Companies get creative in getting ready for AI

From the start of AI deployment journeys, Sankar said she's seeing companies create AI readiness scores to help quantify the process of getting their data in order. The measurable score for AI readiness might rank a data set out of 5.0, for example, based on a range of factors. "Unless you measure it, nothing moves," she said.

Another trend experts are seeing is adding a secondary title of data steward to an employee's primary role. "You're in the business, you happen to know the domain, but now, all of a sudden, you're going to be owning this data set that may or may not be used for AI," said Carroll. Additionally, he said, highly specialized data governors (who might have an official title of data governance executives or data management engineers, for example) are hard to find, but increasingly important and something we may see more of in the future.

Sankar likens the data infrastructure ecosystem to a marketplace. "On one side of the marketplace you have business-ready AI use cases," she said. "And on the other hand is your complicated data infrastructure."

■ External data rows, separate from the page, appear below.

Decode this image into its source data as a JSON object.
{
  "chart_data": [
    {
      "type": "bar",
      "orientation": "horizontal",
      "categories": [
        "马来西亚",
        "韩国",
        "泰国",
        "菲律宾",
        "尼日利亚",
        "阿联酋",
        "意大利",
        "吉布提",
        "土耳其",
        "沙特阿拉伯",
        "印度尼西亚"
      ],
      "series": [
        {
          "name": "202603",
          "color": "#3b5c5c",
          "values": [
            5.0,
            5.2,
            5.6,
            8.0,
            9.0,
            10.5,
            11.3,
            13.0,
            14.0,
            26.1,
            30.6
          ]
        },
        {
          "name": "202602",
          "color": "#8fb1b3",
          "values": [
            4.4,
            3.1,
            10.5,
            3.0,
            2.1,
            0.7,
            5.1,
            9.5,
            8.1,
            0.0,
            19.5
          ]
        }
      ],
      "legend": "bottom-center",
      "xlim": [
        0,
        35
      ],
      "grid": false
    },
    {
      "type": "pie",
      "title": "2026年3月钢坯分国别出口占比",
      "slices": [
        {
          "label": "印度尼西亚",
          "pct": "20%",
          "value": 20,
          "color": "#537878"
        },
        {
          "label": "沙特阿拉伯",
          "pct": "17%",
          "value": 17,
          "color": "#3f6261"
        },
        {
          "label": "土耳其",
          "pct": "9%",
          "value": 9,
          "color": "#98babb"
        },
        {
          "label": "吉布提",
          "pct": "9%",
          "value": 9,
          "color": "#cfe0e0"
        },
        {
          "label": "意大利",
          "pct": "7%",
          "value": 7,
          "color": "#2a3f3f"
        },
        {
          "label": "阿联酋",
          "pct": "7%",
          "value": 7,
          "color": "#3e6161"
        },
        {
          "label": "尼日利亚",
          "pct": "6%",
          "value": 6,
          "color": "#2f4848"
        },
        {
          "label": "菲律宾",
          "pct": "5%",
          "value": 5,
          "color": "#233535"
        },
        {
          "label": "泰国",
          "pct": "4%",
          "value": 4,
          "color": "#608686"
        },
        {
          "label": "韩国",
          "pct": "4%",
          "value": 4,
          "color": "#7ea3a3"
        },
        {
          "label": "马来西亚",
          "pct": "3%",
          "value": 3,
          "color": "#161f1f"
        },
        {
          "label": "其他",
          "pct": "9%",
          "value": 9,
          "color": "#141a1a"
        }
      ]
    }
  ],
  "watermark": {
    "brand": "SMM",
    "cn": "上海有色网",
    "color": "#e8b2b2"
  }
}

For organizations pursuing AI, experts agree that data readiness must come first. But even the broad category of data readiness breaks down further. Before even tackling step one, Carroll said, it's worth asking what may be an unpopular question in the C-suite: "In data readiness, there also is a question of, should you do it at all?" By this, Carroll means there's an ethical decision all companies must make as to whether or not you should expose certain types of data into your systems. Only with that go-ahead can companies truly pursue AI readiness.